Jackson and his mighty crew of New Zealand wizards took the worn-out footage, originally shot at anywhere between 10 and 17 frames per second, and slowed it down to the modern rate of 24 frames per second. They cleaned it up, removing the ticks and flicks and bobbles. During the first 15 minutes or so a training and recruitment montage takes place in traditional black and white. But as soon as the troops get to Belgium, the screen blooms into stunning color, the most effective such transition since The Wizard Of Oz.
They Shall Not Grow Old doesn’t exactly have the melodramatic force of the best World War I movies, such as All Quiet On The Western Front, Stanley Kubrick’s Paths Of Glory, or War Horse. But it still effectively gets across the banality of trench warfare, and the quiet indignity and noisy horrors the soldiers had to endure. The soundtrack booms with shouts and deafening explosions. Jackson doesn’t skimp on shots of marauding trench rats, of waist-deep mud, and of gangrenous legs. Soldiers stagger through clouds of mustard gas and walk about with bandages over their eyes.
Suddenly, World War I no longer feels like a visceral abstraction. Explosions burst massively into the air and tanks roll through ditches in ways that fuel dumb young boys’ imaginations of war. Then come shots of severed limbs, blown-apart heads, or guys sitting in a row on a plank and crapping into a ditch. Not so romantic.
Jackson also made the clever choice to use actual narration from WWI veterans, recorded by historical societies before that generation faded into history. There are no letters home read by famous actors, no speeches from politicians. General Blackjack Pershing doesn’t make a cameo, and no one reads “In Flanders Fields” while violin music plays. This lack of Ken Burns-style “Dear Abagail” posturing adds another layer of realism to the footage. The guys who narrate the movie have no idea why the war was fought, never did, and don’t care. It’s a British Band Of Brothers, without D-Day or the Killing Hitler endgame.
There’s no real plot, though the movie does lead up to a massive, effective, and brutal set piece. The troops stage an assault on the German lines during The Battle of the Somme. They die like dogs as the violence envelops them brutally. Then they capture prisoners, eat a tin of biscuits, and head on home. It ends quietly, with dignity. Upper lips stiff, forever changed by the experience, the soldiers carry on.

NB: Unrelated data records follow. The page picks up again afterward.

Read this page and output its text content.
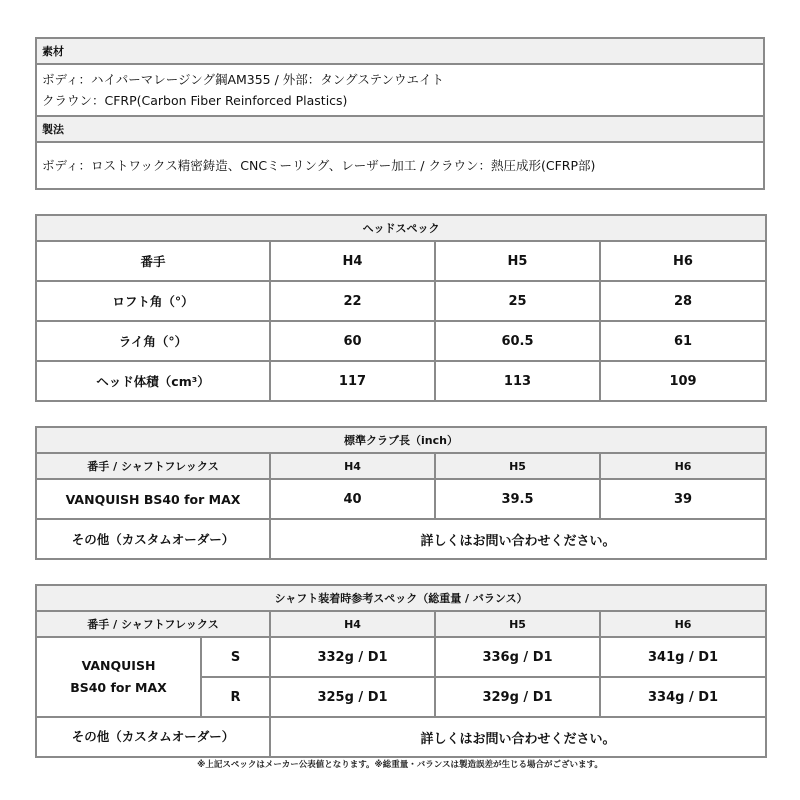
素材

ボディ：ハイパーマレージング鋼AM355 / 外部：タングステンウエイト
クラウン：CFRP(Carbon Fiber Reinforced Plastics)

製法

ボディ：ロストワックス精密鋳造、CNCミーリング、レーザー加工 / クラウン：熱圧成形(CFRP部)
ヘッドスペック			
番手	H4	H5	H6
ロフト角（°）	22	25	28
ライ角（°）	60	60.5	61
ヘッド体積（cm³）	117	113	109
標準クラブ長（inch）			
番手 / シャフトフレックス	H4	H5	H6
VANQUISH BS40 for MAX	40	39.5	39
その他（カスタムオーダー）	詳しくはお問い合わせください。		
シャフト装着時参考スペック（総重量 / バランス）				
番手 / シャフトフレックス		H4	H5	H6

VANQUISH
BS40 for MAX	S	332g / D1	336g / D1	341g / D1
	R	325g / D1	329g / D1	334g / D1
その他（カスタムオーダー）		詳しくはお問い合わせください。		
※上記スペックはメーカー公表値となります。※総重量・バランスは製造誤差が生じる場合がございます。
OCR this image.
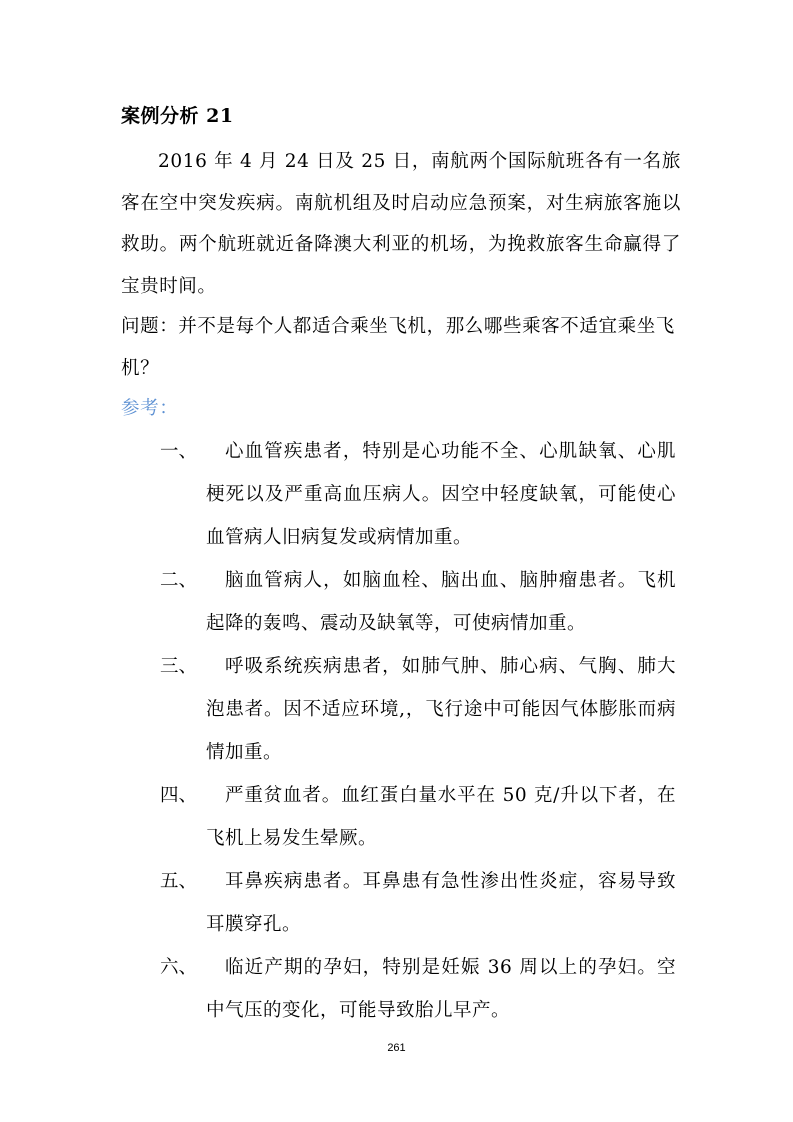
案例分析 21
2016 年 4 月 24 日及 25 日，南航两个国际航班各有一名旅客在空中突发疾病。南航机组及时启动应急预案，对生病旅客施以救助。两个航班就近备降澳大利亚的机场，为挽救旅客生命赢得了宝贵时间。
问题：并不是每个人都适合乘坐飞机，那么哪些乘客不适宜乘坐飞机？
参考：
一、	心血管疾患者，特别是心功能不全、心肌缺氧、心肌梗死以及严重高血压病人。因空中轻度缺氧，可能使心血管病人旧病复发或病情加重。
二、	脑血管病人，如脑血栓、脑出血、脑肿瘤患者。飞机起降的轰鸣、震动及缺氧等，可使病情加重。
三、	呼吸系统疾病患者，如肺气肿、肺心病、气胸、肺大泡患者。因不适应环境,，飞行途中可能因气体膨胀而病情加重。
四、	严重贫血者。血红蛋白量水平在 50 克/升以下者，在飞机上易发生晕厥。
五、	耳鼻疾病患者。耳鼻患有急性渗出性炎症，容易导致耳膜穿孔。
六、	临近产期的孕妇，特别是妊娠 36 周以上的孕妇。空中气压的变化，可能导致胎儿早产。
261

Note: When I bought my ticket, the theater told me that the movie was 147 minutes long. This time is a little misleading. After a rousing must-hear end-credits chorus of Mademoiselle From Armentieres, Jackson reappears for a 30-minute “making of” documentary. While interesting, I wouldn’t exactly call this compulsory viewing. You shall grow old watching what’s essentially a DVD extra on the big screen. Instead, you could spend that time enjoying a nice cup of tea. I’m sure the soldiers in the movie, who sacrificed so much so we could watch them for our entertainment 100 years later, would do the same. This concludes my review of the They Shall Not Grow Old movie.